Un souvenir douloureuxMême avec une reconversion réussie, le souvenir est toujours aussi douloureux pour ces anciens de Saupiquet. Michel Jimenez tient désormais la poissonnerie Uhaina à l'espace Eskalduna route de Bayonne. Et Henri Anido est à la tête de deux commerces aux halles de Saint-Jean-de-Luz et à Marinela. Avec le recul, ils savent que la concurrence étrangère aurait eu, tôt ou tard, la peau et les écailles de l'usine de Ciboure. « Mais elle aurait pu survivre quelques années de plus. »
La conseillère régionale Sylviane Alaux, qui a suivi de près le dossier en tant qu'attachée parlementaire de la députée européenne Nicole Péry, garde un goût amer de cet épisode : « De grosses subventions avaient été accordées pour moderniser l'usine Saupiquet. Et quelques années plus tard, la direction décidait de fermer le site pour le transférer à Quimper ! Il y a bien eu une politique de reclassement des ouvriers, mais beaucoup sont restés sur le carreau, contrairement à ce que promettait Saupiquet. » Le plan social aux ramifications complexes n'a pas porté ses fruits en effet. Les projets Valdeliss, les Pêcheries basques ou Orma ont fait long feu par exemple.
La mémoire du portD'autres observateurs du dossier, qui assurent que des solutions auraient pu être trouvées pour recréer une nouvelle dynamique autour de la sardine, estiment que la cacophonie politique et les divergences entre les élus (le maire de Saint-Jean-de-Luz Paul Badiola, le maire de Ciboure Albert Péry et la députée Michèle Alliot-Marie) avaient largement desservi la cause des ouvriers.

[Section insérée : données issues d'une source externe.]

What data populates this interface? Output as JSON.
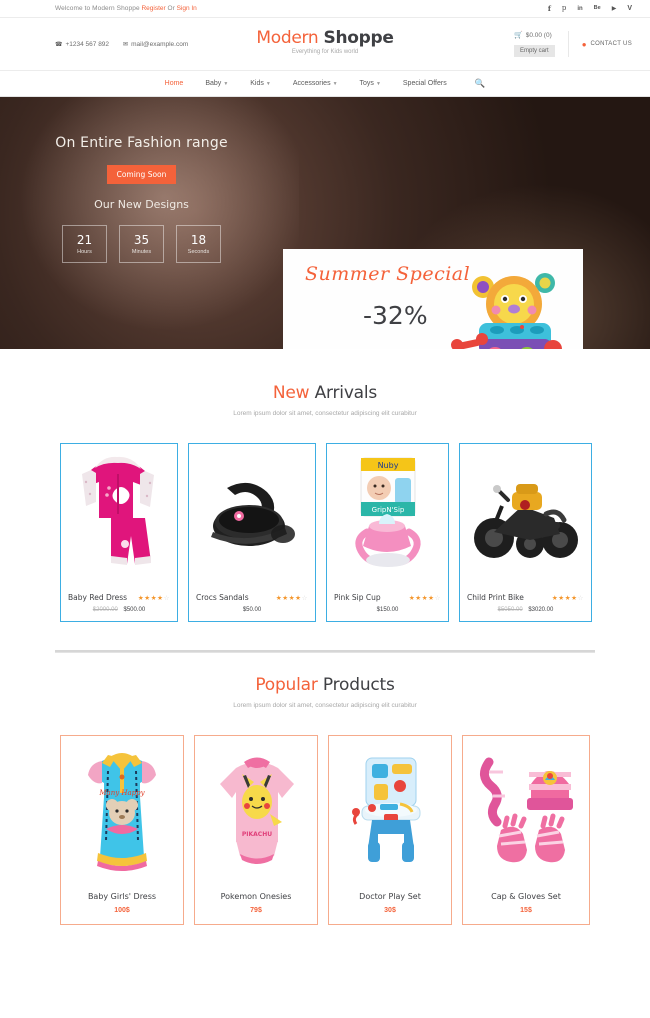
{
  "topbar": {
    "welcome": "Welcome to Modern Shoppe",
    "register": "Register",
    "or": "Or",
    "signin": "Sign In",
    "social": [
      {
        "name": "facebook-icon",
        "glyph": "f"
      },
      {
        "name": "pinterest-icon",
        "glyph": "p"
      },
      {
        "name": "linkedin-icon",
        "glyph": "in"
      },
      {
        "name": "behance-icon",
        "glyph": "Be"
      },
      {
        "name": "youtube-icon",
        "glyph": "▶"
      },
      {
        "name": "vimeo-icon",
        "glyph": "V"
      }
    ]
  },
  "header": {
    "phone": "+1234 567 892",
    "email": "mail@example.com",
    "logo_first": "Modern",
    "logo_second": "Shoppe",
    "tagline": "Everything for Kids world",
    "cart_total": "$0.00 (0)",
    "empty_cart": "Empty cart",
    "contact_us": "CONTACT US"
  },
  "nav": {
    "items": [
      {
        "label": "Home",
        "active": true,
        "caret": false
      },
      {
        "label": "Baby",
        "active": false,
        "caret": true
      },
      {
        "label": "Kids",
        "active": false,
        "caret": true
      },
      {
        "label": "Accessories",
        "active": false,
        "caret": true
      },
      {
        "label": "Toys",
        "active": false,
        "caret": true
      },
      {
        "label": "Special Offers",
        "active": false,
        "caret": false
      }
    ]
  },
  "hero": {
    "headline": "On Entire Fashion range",
    "button": "Coming Soon",
    "subline": "Our New Designs",
    "timer": [
      {
        "value": "21",
        "label": "Hours"
      },
      {
        "value": "35",
        "label": "Minutes"
      },
      {
        "value": "18",
        "label": "Seconds"
      }
    ],
    "promo_title": "Summer Special",
    "promo_discount": "-32%",
    "dots_active_index": 2,
    "dots_count": 3
  },
  "new_arrivals": {
    "title_first": "New",
    "title_second": "Arrivals",
    "subtitle": "Lorem ipsum dolor sit amet, consectetur adipiscing elit curabitur",
    "products": [
      {
        "name": "Baby Red Dress",
        "rating": 4,
        "old_price": "$2000.00",
        "price": "$500.00"
      },
      {
        "name": "Crocs Sandals",
        "rating": 4,
        "old_price": "",
        "price": "$50.00"
      },
      {
        "name": "Pink Sip Cup",
        "rating": 4,
        "old_price": "",
        "price": "$150.00"
      },
      {
        "name": "Child Print Bike",
        "rating": 4,
        "old_price": "$5050.00",
        "price": "$3020.00"
      }
    ]
  },
  "popular_products": {
    "title_first": "Popular",
    "title_second": "Products",
    "subtitle": "Lorem ipsum dolor sit amet, consectetur adipiscing elit curabitur",
    "products": [
      {
        "name": "Baby Girls' Dress",
        "price": "100$"
      },
      {
        "name": "Pokemon Onesies",
        "price": "79$"
      },
      {
        "name": "Doctor Play Set",
        "price": "30$"
      },
      {
        "name": "Cap & Gloves Set",
        "price": "15$"
      }
    ]
  },
  "colors": {
    "accent": "#f4623a",
    "dark": "#3f4044",
    "new_border": "#3daee3",
    "popular_border": "#f6ab8c",
    "star": "#f4952a"
  }
}
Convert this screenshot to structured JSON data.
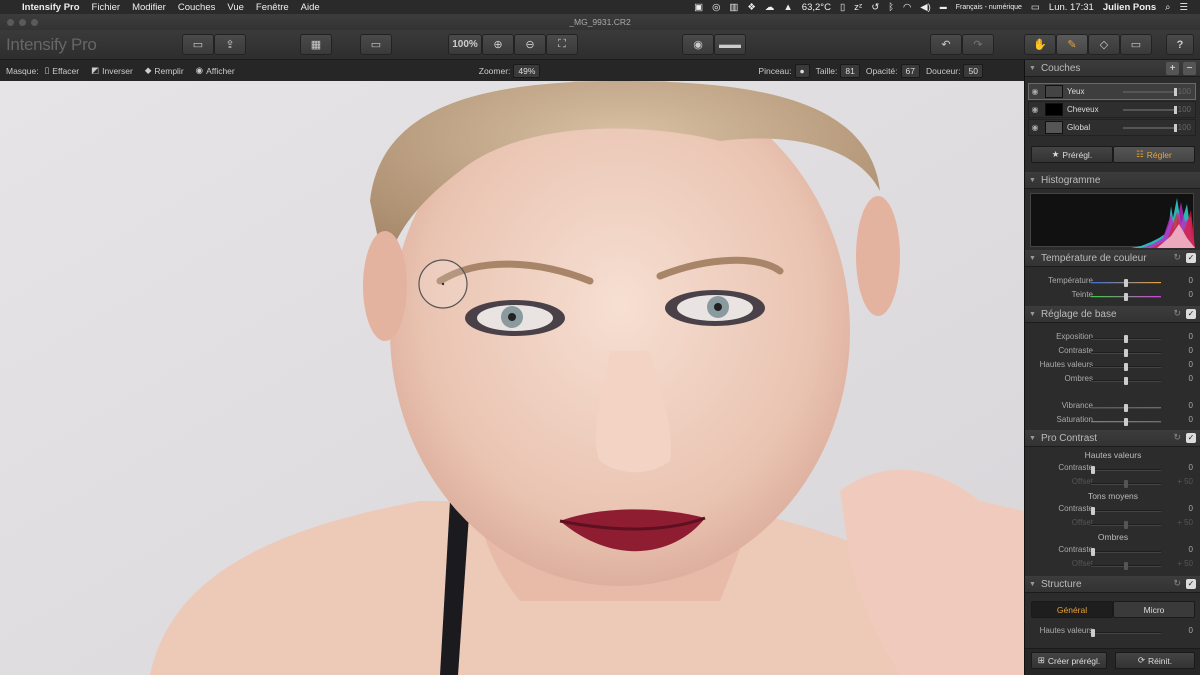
{
  "menubar": {
    "app": "Intensify Pro",
    "items": [
      "Fichier",
      "Modifier",
      "Couches",
      "Vue",
      "Fenêtre",
      "Aide"
    ],
    "temperature": "63,2°C",
    "input_source": "Français - numérique",
    "clock": "Lun. 17:31",
    "user": "Julien Pons"
  },
  "window": {
    "title": "_MG_9931.CR2"
  },
  "toolbar": {
    "logo": "Intensify Pro",
    "zoom_label": "100%"
  },
  "optbar": {
    "masque_label": "Masque:",
    "effacer": "Effacer",
    "inverser": "Inverser",
    "remplir": "Remplir",
    "afficher": "Afficher",
    "zoomer_label": "Zoomer:",
    "zoomer_value": "49%",
    "pinceau_label": "Pinceau:",
    "taille_label": "Taille:",
    "taille_value": "81",
    "opacite_label": "Opacité:",
    "opacite_value": "67",
    "douceur_label": "Douceur:",
    "douceur_value": "50"
  },
  "panel": {
    "couches": {
      "title": "Couches",
      "layers": [
        {
          "name": "Yeux",
          "value": "100"
        },
        {
          "name": "Cheveux",
          "value": "100"
        },
        {
          "name": "Global",
          "value": "100"
        }
      ]
    },
    "tabs": {
      "presets": "Prérégl.",
      "adjust": "Régler"
    },
    "histogramme": {
      "title": "Histogramme"
    },
    "temperature": {
      "title": "Température de couleur",
      "rows": [
        {
          "label": "Température",
          "value": "0",
          "pos": 0.5
        },
        {
          "label": "Teinte",
          "value": "0",
          "pos": 0.5
        }
      ]
    },
    "base": {
      "title": "Réglage de base",
      "rows": [
        {
          "label": "Exposition",
          "value": "0",
          "pos": 0.5
        },
        {
          "label": "Contraste",
          "value": "0",
          "pos": 0.5
        },
        {
          "label": "Hautes valeurs",
          "value": "0",
          "pos": 0.5
        },
        {
          "label": "Ombres",
          "value": "0",
          "pos": 0.5
        },
        {
          "label": "Vibrance",
          "value": "0",
          "pos": 0.5
        },
        {
          "label": "Saturation",
          "value": "0",
          "pos": 0.5
        }
      ]
    },
    "procontrast": {
      "title": "Pro Contrast",
      "groups": [
        {
          "heading": "Hautes valeurs",
          "contraste": "0",
          "offset": "+ 50"
        },
        {
          "heading": "Tons moyens",
          "contraste": "0",
          "offset": "+ 50"
        },
        {
          "heading": "Ombres",
          "contraste": "0",
          "offset": "+ 50"
        }
      ],
      "contraste_label": "Contraste",
      "offset_label": "Offset"
    },
    "structure": {
      "title": "Structure",
      "tab_general": "Général",
      "tab_micro": "Micro",
      "row_label": "Hautes valeurs",
      "row_value": "0"
    },
    "footer": {
      "create": "Créer prérégl.",
      "reset": "Réinit."
    }
  },
  "colors": {
    "accent": "#e8a33a",
    "panel_bg": "#2c2c2c"
  }
}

Avec le recul, ces derniers estiment que l'arrivée du directeur du site de Quimper à la tête de l'usine cibourienne a été le tournant dans ce dossier : « Saupiquet voulait concentrer toutes ses activités françaises sur un seul site. Quand il a fallu choisir entre Quimper et Ciboure, le directeur a prêché pour sa paroisse. »
Résultat, Saupiquet a fermé les portes de l'usine à double tour, emportant au passage toutes ses machines. « C'est dommage, ils auraient pu en laisser au moins une ici », regrette un ancien de l'usine. Pour la mettre dans un musée ? Les conserveries font désormais partie de la mémoire du port.